Ich hatte das Glück, ziemlich schnell auf sehr angesagten Labeln veröffentlichen zu können. Die Schwierigkeit damit war aber, dass man bei Labeln, die jeder kennt, entsprechend festgefahrene Strukturen und Prioritäten vorfindet und im Zweifel dann immer andere Leute und Dinge Vorrang haben. Das war insofern eine Sackgasse, auch wenn ich Leuten wie Zip, Josh Wink oder Sven Väth sehr viel verdanke. Ich glaube, dass Tracks, die ich heute produziere, hier und jetzt einen Bezug haben zu dem, was sonst gerade passiert. Teilweise sollte ich Jahre warten, bis mal etwas erschien. Oder es wurden EPs zerpflückt, in denen Tracks wirklich zusammengehörten. Das war enorm frustrierend und das wollte ich nicht mehr mitmachen. Ich hatte dann Finn Johannsen getroffen. Der hatte Lust, ein Label zu machen und wir hatten die gleichen Vorstellungen davon, wie so etwas aussehen soll. Dadurch musste ich das dann nicht alleine tun. Ab und zu mache ich noch etwas bei Labeln, die ich mag, aber jedes Mal erinnere ich mich dann daran, warum ich das nicht mehr tun wollte.
Du hast mal erwähnt, dass jede deiner Platten anders ist. Kannst du ein wenig über deinen konzeptionellen Ansatz beim Produzieren sprechen und wie du es schaffst, jede Veröffentlichung einzigartig zu gestalten?
Du musst es so sehen: Meine erste Platte erschien 2001. Bestimmte Dinge sind dann irgendwann gesagt, und es braucht ein wenig Bewegung, damit mich das nicht anfängt zu langweilen. Auch damit es anderen nicht langweilig wird. Ich würde das nicht aushalten, 20 Jahre lang Variationen von „Sleepy Hollow“ zu produzieren. Zugleich erscheinen jeden Tag 50.000 neue Tracks oder so, und eine sehr klare Abgrenzung zu diesem Berg ist enorm von Vorteil. Es braucht allein aus Gründen des Umweltschutzes also einen möglichst objektiven Grund, warum eine neue Produktion überhaupt noch in die Welt gesetzt wird. Die Frage ist dann, wo man diesen Grund immer wieder aufs Neue findet.

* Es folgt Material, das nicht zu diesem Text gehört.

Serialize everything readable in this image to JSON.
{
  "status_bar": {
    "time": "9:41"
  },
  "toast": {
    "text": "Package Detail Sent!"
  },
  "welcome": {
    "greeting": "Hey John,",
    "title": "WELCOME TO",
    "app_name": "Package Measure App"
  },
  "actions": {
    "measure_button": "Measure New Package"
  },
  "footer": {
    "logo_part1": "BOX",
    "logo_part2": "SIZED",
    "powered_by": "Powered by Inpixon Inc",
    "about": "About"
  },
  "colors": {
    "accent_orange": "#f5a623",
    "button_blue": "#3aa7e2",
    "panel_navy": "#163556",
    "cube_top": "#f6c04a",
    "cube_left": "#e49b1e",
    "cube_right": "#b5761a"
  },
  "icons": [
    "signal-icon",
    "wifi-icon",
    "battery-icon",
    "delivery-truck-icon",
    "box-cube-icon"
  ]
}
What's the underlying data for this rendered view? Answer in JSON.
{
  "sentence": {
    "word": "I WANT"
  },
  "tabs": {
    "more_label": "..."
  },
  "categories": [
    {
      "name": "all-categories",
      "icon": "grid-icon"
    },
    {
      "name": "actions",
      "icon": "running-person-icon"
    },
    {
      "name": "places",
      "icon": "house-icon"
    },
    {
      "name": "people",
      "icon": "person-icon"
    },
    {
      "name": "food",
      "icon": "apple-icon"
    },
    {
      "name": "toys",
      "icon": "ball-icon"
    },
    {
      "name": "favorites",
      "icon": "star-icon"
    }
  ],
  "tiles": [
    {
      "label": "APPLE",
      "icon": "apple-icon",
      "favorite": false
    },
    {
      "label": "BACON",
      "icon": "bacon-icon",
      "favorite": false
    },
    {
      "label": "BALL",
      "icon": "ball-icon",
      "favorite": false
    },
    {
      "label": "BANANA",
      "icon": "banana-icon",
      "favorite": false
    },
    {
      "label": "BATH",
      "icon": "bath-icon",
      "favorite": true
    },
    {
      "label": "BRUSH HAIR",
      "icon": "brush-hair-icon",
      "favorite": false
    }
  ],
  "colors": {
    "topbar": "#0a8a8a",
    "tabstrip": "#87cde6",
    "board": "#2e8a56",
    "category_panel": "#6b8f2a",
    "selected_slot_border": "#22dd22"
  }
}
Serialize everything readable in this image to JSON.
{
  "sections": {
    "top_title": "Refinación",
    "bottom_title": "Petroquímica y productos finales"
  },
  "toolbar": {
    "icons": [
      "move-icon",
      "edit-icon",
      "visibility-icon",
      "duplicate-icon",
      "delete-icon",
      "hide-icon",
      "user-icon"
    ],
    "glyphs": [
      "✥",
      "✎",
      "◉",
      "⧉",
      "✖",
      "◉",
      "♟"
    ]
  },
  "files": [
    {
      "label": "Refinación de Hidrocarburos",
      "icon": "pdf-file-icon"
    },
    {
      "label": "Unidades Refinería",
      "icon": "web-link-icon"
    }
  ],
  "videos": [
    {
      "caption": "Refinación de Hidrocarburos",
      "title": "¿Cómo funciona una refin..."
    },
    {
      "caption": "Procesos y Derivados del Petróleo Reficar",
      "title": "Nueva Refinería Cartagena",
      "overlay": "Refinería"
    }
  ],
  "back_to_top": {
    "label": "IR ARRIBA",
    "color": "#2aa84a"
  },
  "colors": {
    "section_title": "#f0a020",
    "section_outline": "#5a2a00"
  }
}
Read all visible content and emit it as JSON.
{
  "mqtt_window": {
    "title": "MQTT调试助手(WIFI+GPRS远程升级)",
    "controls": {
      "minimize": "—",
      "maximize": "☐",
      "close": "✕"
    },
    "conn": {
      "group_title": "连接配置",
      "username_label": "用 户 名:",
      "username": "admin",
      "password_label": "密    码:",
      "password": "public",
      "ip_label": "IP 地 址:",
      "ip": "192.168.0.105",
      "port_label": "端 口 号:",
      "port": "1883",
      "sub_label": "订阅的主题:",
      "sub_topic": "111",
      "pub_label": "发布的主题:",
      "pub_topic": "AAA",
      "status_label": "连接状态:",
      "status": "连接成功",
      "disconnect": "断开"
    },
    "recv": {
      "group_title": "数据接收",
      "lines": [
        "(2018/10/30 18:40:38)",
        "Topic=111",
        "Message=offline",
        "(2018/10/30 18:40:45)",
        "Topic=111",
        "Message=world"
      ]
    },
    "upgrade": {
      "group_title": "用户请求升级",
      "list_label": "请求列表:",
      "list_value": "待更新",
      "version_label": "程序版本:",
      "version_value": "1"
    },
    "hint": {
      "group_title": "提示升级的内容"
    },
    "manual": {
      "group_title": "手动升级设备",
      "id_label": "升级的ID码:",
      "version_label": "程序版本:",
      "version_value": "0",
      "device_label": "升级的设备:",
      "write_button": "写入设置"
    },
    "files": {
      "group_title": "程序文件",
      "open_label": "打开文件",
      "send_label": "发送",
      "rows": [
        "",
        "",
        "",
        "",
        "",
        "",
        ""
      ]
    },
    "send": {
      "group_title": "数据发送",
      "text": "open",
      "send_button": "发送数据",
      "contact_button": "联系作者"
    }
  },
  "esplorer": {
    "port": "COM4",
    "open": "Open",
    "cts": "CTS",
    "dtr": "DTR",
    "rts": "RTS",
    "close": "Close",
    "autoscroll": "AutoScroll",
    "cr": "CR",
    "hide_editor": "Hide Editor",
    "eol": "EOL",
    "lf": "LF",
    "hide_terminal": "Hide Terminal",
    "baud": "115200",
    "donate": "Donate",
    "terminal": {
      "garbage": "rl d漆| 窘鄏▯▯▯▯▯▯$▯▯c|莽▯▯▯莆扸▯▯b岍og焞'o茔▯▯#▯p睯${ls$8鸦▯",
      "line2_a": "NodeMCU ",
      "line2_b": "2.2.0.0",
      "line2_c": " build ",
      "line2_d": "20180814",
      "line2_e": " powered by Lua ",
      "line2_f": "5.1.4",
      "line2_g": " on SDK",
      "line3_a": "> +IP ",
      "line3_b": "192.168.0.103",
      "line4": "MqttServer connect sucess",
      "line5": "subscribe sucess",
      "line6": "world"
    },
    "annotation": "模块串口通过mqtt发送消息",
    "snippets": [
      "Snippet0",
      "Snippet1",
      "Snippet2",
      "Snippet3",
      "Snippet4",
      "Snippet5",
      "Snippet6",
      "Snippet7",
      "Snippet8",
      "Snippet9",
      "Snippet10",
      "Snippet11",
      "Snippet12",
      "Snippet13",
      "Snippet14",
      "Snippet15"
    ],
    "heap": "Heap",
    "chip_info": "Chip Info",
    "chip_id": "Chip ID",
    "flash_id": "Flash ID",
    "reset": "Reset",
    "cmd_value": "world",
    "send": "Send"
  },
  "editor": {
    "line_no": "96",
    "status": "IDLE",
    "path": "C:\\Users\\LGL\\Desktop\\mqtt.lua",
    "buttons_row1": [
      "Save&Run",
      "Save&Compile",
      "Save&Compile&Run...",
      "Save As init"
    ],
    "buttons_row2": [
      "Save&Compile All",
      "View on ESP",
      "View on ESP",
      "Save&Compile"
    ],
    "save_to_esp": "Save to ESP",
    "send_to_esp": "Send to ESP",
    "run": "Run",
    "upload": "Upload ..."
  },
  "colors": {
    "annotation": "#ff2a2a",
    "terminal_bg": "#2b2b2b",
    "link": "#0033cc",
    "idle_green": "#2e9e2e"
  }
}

Die eine Erkenntnis, die für mich alles verändert hat, ist, dass Musik immer mehr ist als die Summe ihrer Teile. Damit meine ich, dass die Analyse von Elementen und Ebenen einem nicht verrät, wie sich die Sache als Ganzes anfühlt. Genauso wie man nur aus den unmittelbaren Eigenschaften von Wasserstoff und Sauerstoff die Eigenschaften von Wasser nicht ableiten kann. Umgekehrt bedeutet das auch, dass jeder einzelne Aspekt variiert werden kann und diese Veränderung dann dazu führt, dass alles andere sich auch anders anfühlt. Ich habe das sehr fasziniert verfolgt. Also die Skalen, die Beats, überhaupt alles der Reihe nach einmal auf den Kopf zu stellen und zu schauen, wie der Rest sich dadurch neu formiert. Techno als ein Gefüge, das sich endlos auseinandernehmen und neu zusammensetzen lässt. Das könnte ich jahrzehntelang machen, ohne dass das langweilig wird.
Wie sieht damit ein typischer Tag in deinem Studio aus, und welche Rolle spielen die verschiedenen Instrumente und Technologien, die du verwendest?
Oft habe ich dadurch an einer Stelle eine sehr klare Vorgabe, was ich machen will. Aber dahinter ist dann immer alles offen. Ich verbringe sehr viel Zeit damit, Maschinen und Instrumente sich selbst sein zu lassen – also Sweetspots zu suchen und fast schon Zufallsmuster zu erzeugen und zu schauen, wo ein Synthesizer hinmöchte – anstatt vorgefertigte Soundideen in alles hineinzudrücken. Mein Background ist ja Sampling, deshalb erzeuge ich bis heute eher eine Art Sammlung von Field Recordings aus dem inneren Maschinenraum und schneide mir später heraus, was in einem Track Sinn macht. Der Rest ist dann Bearbeitung, um das nach vorne zu bringen, was aus dem Material am deutlichsten zu einem spricht. Ein wenig wie japanische Wabi-Sabi-Ästhetik, in der der Töpfermeister sich von den Eigentendenzen des Tons leiten lässt. Mit der Zeit habe ich auch gemerkt, dass man zwar prinzipiell mit allem alles machen kann – Ableton Live etwa deckt eh alles ab – aber dass manchmal sehr spezialisierte Werkzeuge den Flow am wenigsten unterbrechen. Mein Studio ist dadurch sehr Hardware-lastig, und mir gibt es auch sehr viel, die komplette Signalkette tatsächlich sehen zu können, anstatt mich durch Untermenüs zu klicken. Jeder EQ und jeder Kompressor ist anders und darin verliere ich mich oft tagelang. Ich habe bestimmt zehn Hallgeräte, und oft sind fünf davon zugleich in einem Track aktiv. Die Verschaltung ist sehr interaktiv, sehr nonlinear – hinter jedem Track steht dann schon ein Organismus, wo alles auf alles reagiert.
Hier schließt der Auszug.